After being accepted at the university, UT’s international office and its staff, Texas Global, made remarkable work by guiding me through the immigration process. They sent me step by step with every detail of what I had to do to get my student visa, which as an international student it is something I am still grateful for. Also, the orientation activities and the first weeks of school were nice and helpful for me. First, the orientation activities that were organized for the new undergraduate students were focused on the introduction of the degree and to get familiarized with the campus. Although the semester was planned to be mostly online, this did not stop the university to create some great modules for us to learn new things about these topics. Moreover, the first weeks back in September were also helpful to get used to each professor’s way of teaching, which was critical to have a good performance in the rest of the semester. Since UT is a large university, creating new relations with students and professors was also imperative to have a solid transition to college. I have to say that at the beginning it was a little bit hard to socialize due to the method of instruction of the lectures; however, everything got better as the weeks went through. 

In conclusion, every person has their own story to tell about their transition from high school to college, and a piece of mine is summarized in the paragraphs above. Taking the English language program before diving by myself into the college experience was the best decision I could have made and facilitated my transition.
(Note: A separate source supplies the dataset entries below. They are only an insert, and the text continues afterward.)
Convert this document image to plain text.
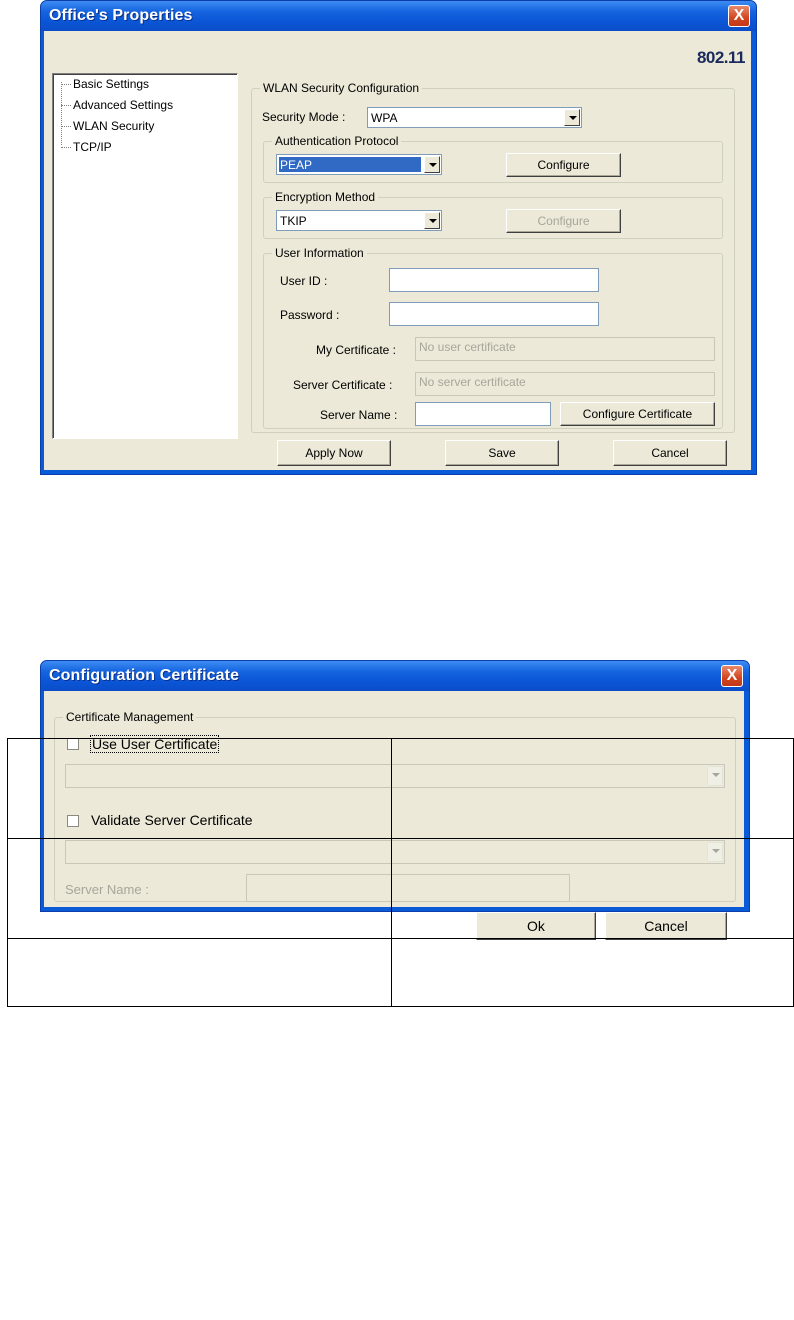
Office's Properties	X
802.11
Basic Settings
Advanced Settings
WLAN Security
TCP/IP
WLAN Security Configuration
Security Mode : WPA
Authentication Protocol
PEAP	Configure
Encryption Method
TKIP	Configure
User Information
User ID :
Password :
My Certificate :	No user certificate
Server Certificate :	No server certificate
Server Name :	Configure Certificate
Apply Now	Save	Cancel
Configuration Certificate	X
Certificate Management
Use User Certificate
Validate Server Certificate
Server Name :
Ok	Cancel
All the things I learned by enrolling in the program made my transition to college much easier because I learned not just English skills, but also this great program at Texas Global makes sure that you are aware of American customs and educational habits, which is important to know. Overall, my transition to UT was not as tough as someone could expect and so far, I have learned plenty of things in college that make me feel I am progressing. While seven months ago I could not believe that all my hard work and effort gave its results of being accepted at UT, now I cannot believe there are just a few days left to wrap up my first semester of college. 

Let’s make history!

Miguel Angel Cornelio Martínez from Mexico City, Mexico, is studying at The University of Texas at Austin. Miguel finds Austin a great city to study abroad, and he enjoys spending time in its green parks.